La decisione del Giudice per le indagini preliminari del Tribunale di Cosenza di concedere i domiciliari a Rosina Vespa, accusata di aver rapito una neonata appena nata, finisce nel mirino dei legali delle persone offese. Gli avvocati Chiara Penna e Paolo Pisani, in rappresentanza di Valeria Chiappetta e Federico Leo Cavoto, genitori della piccola Sofia Cavoto, hanno formalmente richiesto alla Procura della Repubblica di proporre impugnazione contro il provvedimento, definito “gravemente lesivo del diritto di difesa e del contraddittorio”.

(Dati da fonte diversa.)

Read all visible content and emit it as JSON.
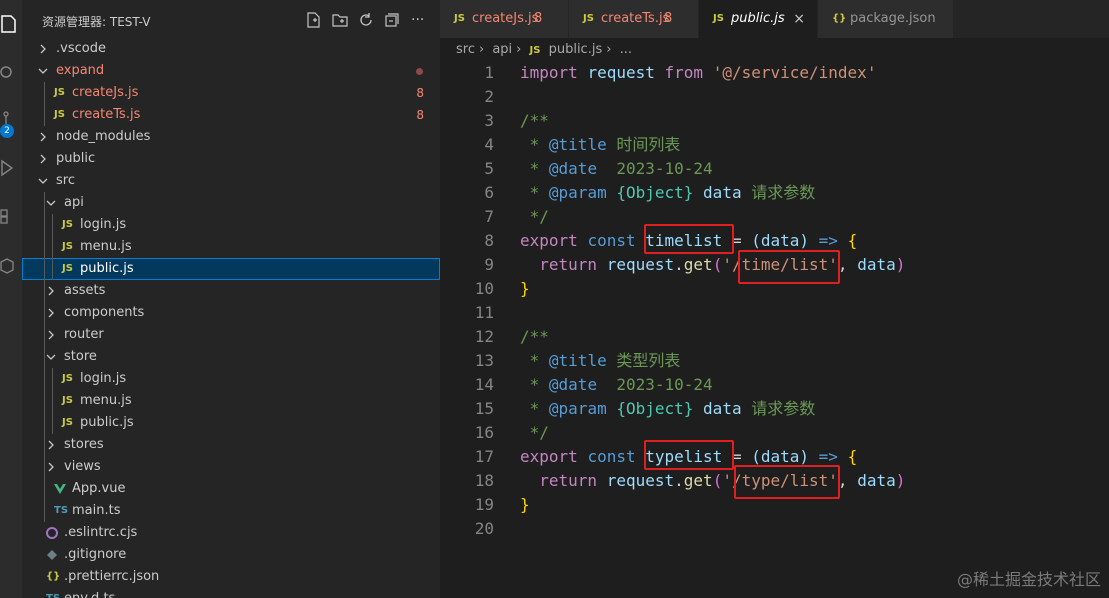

La detenzione con braccialetto elettronico
La richiesta, presentata il 16 luglio 2025, prende le mosse dalle due ordinanze emesse dal GIP Pingitore rispettivamente l’11 e il 15 luglio: nella prima si disponeva la detenzione domiciliare con braccialetto elettronico, nella seconda — in seguito a difficoltà tecniche — la misura è stata confermata escludendo qualsiasi controllo elettronico e persino il parere del pubblico ministero. Gli avvocati denunciano che, nonostante la legge preveda la partecipazione della parte offesa nei reati violenti (art. 299 c.p.p.), nessuna comunicazione è stata loro inoltrata, impedendo così qualsiasi forma di contraddittorio. Viene inoltre contestato il fatto che la difesa dell’imputata non abbia prodotto nuovi elementi a giustificazione della richiesta di alleggerimento della misura, a meno di sei mesi da un reato ritenuto estremamente grave.
Rigettare l'istanza
Secondo i legali, il GIP avrebbe dovuto rigettare l’istanza per inammissibilità formale e non entrare nel merito. Da qui la richiesta al sostituto procuratore Tridico di impugnare entrambi i provvedimenti, in base agli articoli 310 e 311 del codice di procedura penale, per ristabilire — si legge nell’istanza — “il rispetto delle garanzie processuali e dei diritti delle persone offese”.